Now that I feel like I’m getting back to being more well-rounded and training as an athlete again, I know that I can compete with the best in the world, he said. And I know that I have to earn that opportunity again and I’m willing to do that. We’ll see. We’ll see where the road goes. I’m just as interested as you to find out.
And when will Miller retire?
I’m going to know when it’s going to be my last fight. I’m pretty sure you guys are going to know, too,” he said. “I don’t want it to be because I had a $#!@y camp and I fought like $#!@ – ‘You know what, I’m not doing this anymore’ and be emotional inside the cage and do it that way.

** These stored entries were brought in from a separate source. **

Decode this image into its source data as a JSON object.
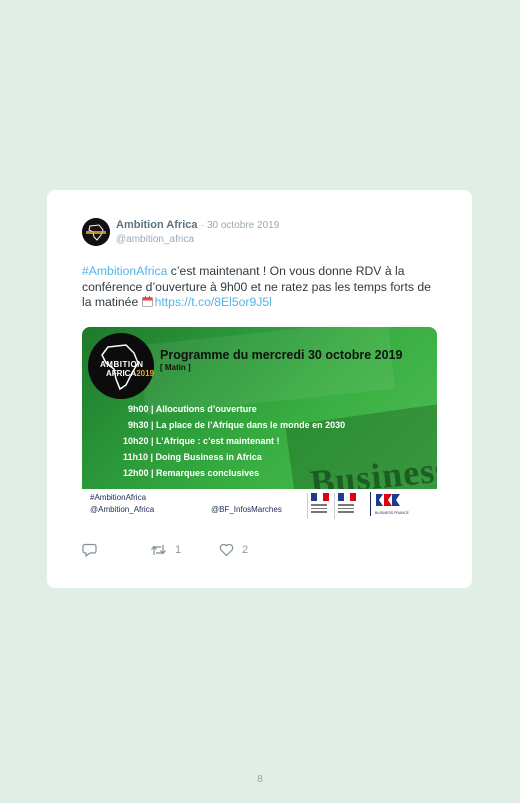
{
  "tweet": {
    "author_name": "Ambition Africa",
    "separator": "·",
    "date": "30 octobre 2019",
    "handle": "@ambition_africa",
    "hashtag": "#AmbitionAfrica",
    "text_part1": " c’est maintenant ! On vous donne RDV à la conférence d’ouverture à 9h00 et ne ratez pas les temps forts de la matinée ",
    "link": "https://t.co/8El5or9J5l",
    "retweet_count": "1",
    "like_count": "2"
  },
  "media": {
    "logo_line1": "AMBITION",
    "logo_line2a": "AFRICA",
    "logo_line2b": "2019",
    "title": "Programme du mercredi 30 octobre 2019",
    "subtitle": "[ Matin ]",
    "schedule": [
      "9h00 | Allocutions d’ouverture",
      "9h30 | La place de l’Afrique dans le monde en 2030",
      "10h20 | L’Afrique : c’est maintenant !",
      "11h10 | Doing Business in Africa",
      "12h00 | Remarques conclusives"
    ],
    "background_word": "Business",
    "footer_hashtag": "#AmbitionAfrica",
    "footer_account1": "@Ambition_Africa",
    "footer_account2": "@BF_InfosMarches",
    "bf_label": "BUSINESS FRANCE"
  },
  "icons": {
    "reply": "reply-icon",
    "retweet": "retweet-icon",
    "like": "heart-icon",
    "calendar": "calendar-icon"
  },
  "colors": {
    "background": "#e1eee6",
    "link": "#52b4e8",
    "banner_green": "#39ae41"
  },
  "page_number": "8"
}
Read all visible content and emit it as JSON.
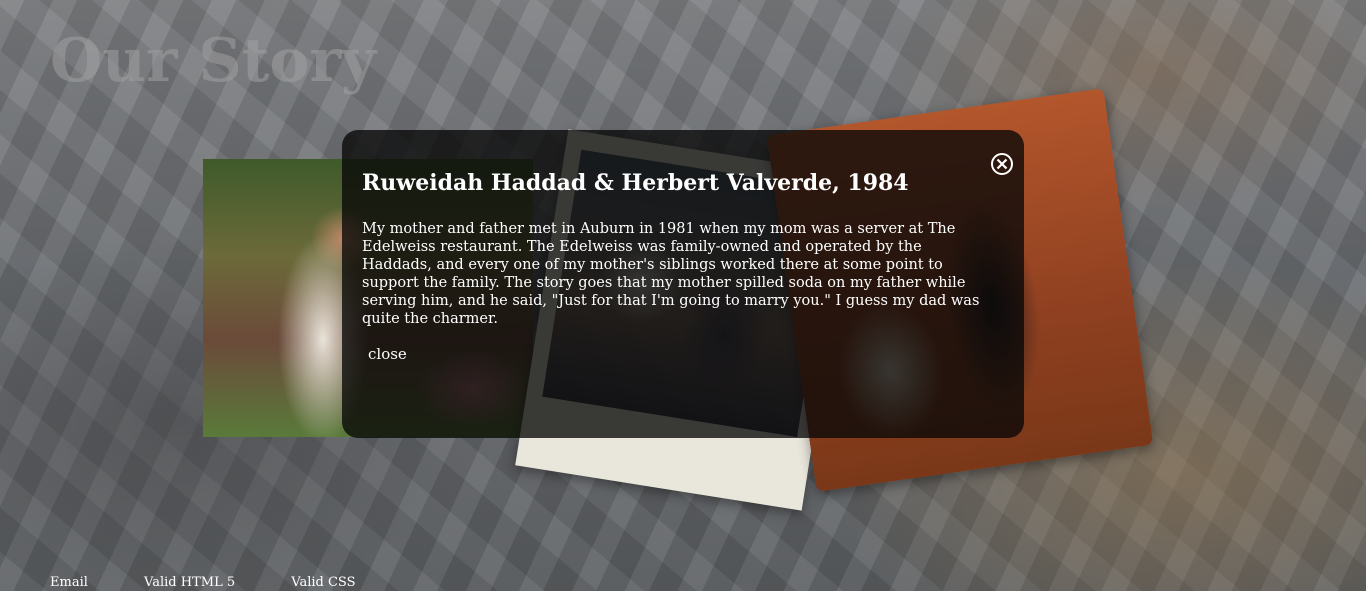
{
  "page": {
    "title": "Our Story"
  },
  "modal": {
    "heading": "Ruweidah Haddad & Herbert Valverde, 1984",
    "body": "My mother and father met in Auburn in 1981 when my mom was a server at The Edelweiss restaurant. The Edelweiss was family-owned and operated by the Haddads, and every one of my mother's siblings worked there at some point to support the family. The story goes that my mother spilled soda on my father while serving him, and he said, \"Just for that I'm going to marry you.\" I guess my dad was quite the charmer.",
    "close_label": "close",
    "close_icon": "close-circle-x-icon"
  },
  "footer": {
    "links": [
      "Email",
      "Valid HTML 5",
      "Valid CSS"
    ]
  },
  "colors": {
    "modal_background": "#080808",
    "text": "#ffffff",
    "title": "#a0a0a0"
  }
}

I want to know going in there.
I think it’s going to be a great night for me, because having that lifted off my shoulders, that I don’t have to do it again, is going to be awesome. It takes a lot; it does. It takes a lot to grind through camp and to deal with the ups and downs. I get home from a hard day of training and I’m tired and beat up and then my kids want to wrestle and it’s like – you try to do it as much as you can, but at the same time, ‘I can’t tonight, I can’t.’ And I hate having to say that.